Subscription Modeling: Products That Convert and Stick

LRB didn’t just stop at interviews and surveys. They built subscription models that tested which bundles converted best—and, more importantly, which ones stuck.

Examples included:

  • Pairing print + digital bundles to capture both preference sets.
  • Offering add-ons like exclusive newsletters tailored to reading habits.
  • Using research insights to refine promotional strategies for different demographics.

The result? Products that fit the audience, rather than forcing the audience into preconceived products.

Why Audience Research Is Worth the Investment

Many publishers hesitate to invest in research. They rely on intuition or legacy practices instead. But as LRB shows, research is the foundation of smarter digital transformation.

The payoff is twofold:

  1. Better product-market fit. When products are informed by data, they convert and retain more effectively.
  1. Smarter tech adoption. By knowing what the audience actually needs, publishers avoid transferring old thinking into new systems.

Skipping this step often leads to expensive technology rollouts that fail to move the needle because they weren’t designed with real audience behaviors in mind.

Beyond Subscriptions: The Power of Brand Affiliation

Another lesson from LRB is the power of brand as lifestyle. While digital growth came from older readers, LRB tote bags became a global status symbol. Owning one is less about function and more about cultural signaling—what some might call “virtue signaling.”

This opens a broader conversation about turning magazines into aspirational brands.

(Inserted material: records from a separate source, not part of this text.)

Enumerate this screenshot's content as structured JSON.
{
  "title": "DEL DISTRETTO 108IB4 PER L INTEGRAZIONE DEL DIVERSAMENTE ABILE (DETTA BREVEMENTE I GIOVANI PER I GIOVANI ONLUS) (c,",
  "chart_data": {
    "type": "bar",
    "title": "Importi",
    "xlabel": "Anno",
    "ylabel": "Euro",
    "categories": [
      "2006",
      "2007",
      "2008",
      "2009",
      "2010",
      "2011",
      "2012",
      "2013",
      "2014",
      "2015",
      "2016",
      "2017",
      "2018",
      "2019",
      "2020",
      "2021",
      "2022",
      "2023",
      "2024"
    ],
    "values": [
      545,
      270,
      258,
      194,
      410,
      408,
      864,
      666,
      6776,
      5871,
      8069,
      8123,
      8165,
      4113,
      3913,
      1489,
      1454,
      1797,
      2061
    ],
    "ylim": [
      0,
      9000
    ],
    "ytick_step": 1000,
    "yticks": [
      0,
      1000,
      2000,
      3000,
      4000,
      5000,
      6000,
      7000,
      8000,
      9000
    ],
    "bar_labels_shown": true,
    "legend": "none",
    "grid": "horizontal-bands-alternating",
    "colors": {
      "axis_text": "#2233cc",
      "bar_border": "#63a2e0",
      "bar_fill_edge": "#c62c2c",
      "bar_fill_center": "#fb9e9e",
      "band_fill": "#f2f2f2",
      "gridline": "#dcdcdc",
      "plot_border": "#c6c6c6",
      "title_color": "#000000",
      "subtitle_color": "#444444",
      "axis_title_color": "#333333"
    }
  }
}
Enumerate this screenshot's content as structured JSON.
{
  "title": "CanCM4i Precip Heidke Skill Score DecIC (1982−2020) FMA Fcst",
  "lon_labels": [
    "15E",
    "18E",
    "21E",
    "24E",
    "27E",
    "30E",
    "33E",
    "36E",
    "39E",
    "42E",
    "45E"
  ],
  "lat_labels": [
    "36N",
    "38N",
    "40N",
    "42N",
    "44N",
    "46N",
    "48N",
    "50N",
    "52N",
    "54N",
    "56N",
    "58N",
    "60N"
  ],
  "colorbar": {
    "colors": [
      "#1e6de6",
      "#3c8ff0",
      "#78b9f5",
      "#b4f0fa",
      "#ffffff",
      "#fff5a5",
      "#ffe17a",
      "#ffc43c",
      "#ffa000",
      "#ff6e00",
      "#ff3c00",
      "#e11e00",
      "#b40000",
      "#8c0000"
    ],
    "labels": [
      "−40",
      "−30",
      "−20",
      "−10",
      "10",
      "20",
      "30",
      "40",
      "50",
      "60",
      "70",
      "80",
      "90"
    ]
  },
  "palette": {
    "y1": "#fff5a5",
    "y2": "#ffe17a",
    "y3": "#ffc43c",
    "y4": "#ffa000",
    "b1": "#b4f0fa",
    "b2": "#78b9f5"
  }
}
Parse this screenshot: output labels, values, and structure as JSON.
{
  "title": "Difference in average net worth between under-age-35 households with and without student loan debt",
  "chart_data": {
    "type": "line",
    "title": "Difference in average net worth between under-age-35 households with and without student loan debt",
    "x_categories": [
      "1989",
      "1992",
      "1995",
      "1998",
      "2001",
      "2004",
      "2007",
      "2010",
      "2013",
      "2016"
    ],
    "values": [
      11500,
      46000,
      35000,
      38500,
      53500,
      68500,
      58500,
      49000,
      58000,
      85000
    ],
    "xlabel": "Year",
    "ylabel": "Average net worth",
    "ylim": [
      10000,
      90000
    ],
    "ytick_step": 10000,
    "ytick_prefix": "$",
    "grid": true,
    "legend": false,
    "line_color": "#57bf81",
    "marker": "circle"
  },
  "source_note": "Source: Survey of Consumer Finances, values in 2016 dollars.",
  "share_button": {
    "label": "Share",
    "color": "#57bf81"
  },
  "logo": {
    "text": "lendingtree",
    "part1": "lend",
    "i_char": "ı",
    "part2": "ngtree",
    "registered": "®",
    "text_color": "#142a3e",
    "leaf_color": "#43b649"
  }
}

It’s not just about selling content—it’s about selling identity. And that creates an entirely new revenue stream for publishers willing to think beyond traditional subscriptions.

Conclusion: Stop Guessing, Start Listening

Publishers everywhere—from London to New York to Sydney—face the same pressure: evolve or risk decline. The difference lies in how they evolve.

  • Those who build products on assumptions double down on gut instinct and risk expensive missteps.
  • Those who invest in audience research and model their products around behavior unlock insights they never expected—and revenue they can count on.

As LRB’s story shows, the smartest move a publisher can make is simple: make the investment in knowing your audience before building for them.

Takeaways

Audience data—not gut instinct—drives better product strategies. Key insights:

  • LRB discovered older readers, not younger, were leading digital adoption.
  • Audience research led to accessibility-focused digital products.
  • Subscription modeling built bundles that convert and stick.
  • Younger audiences signaled affiliation through LRB-branded tote bags.
  • Investing in research prevents old thinking from being baked into new systems.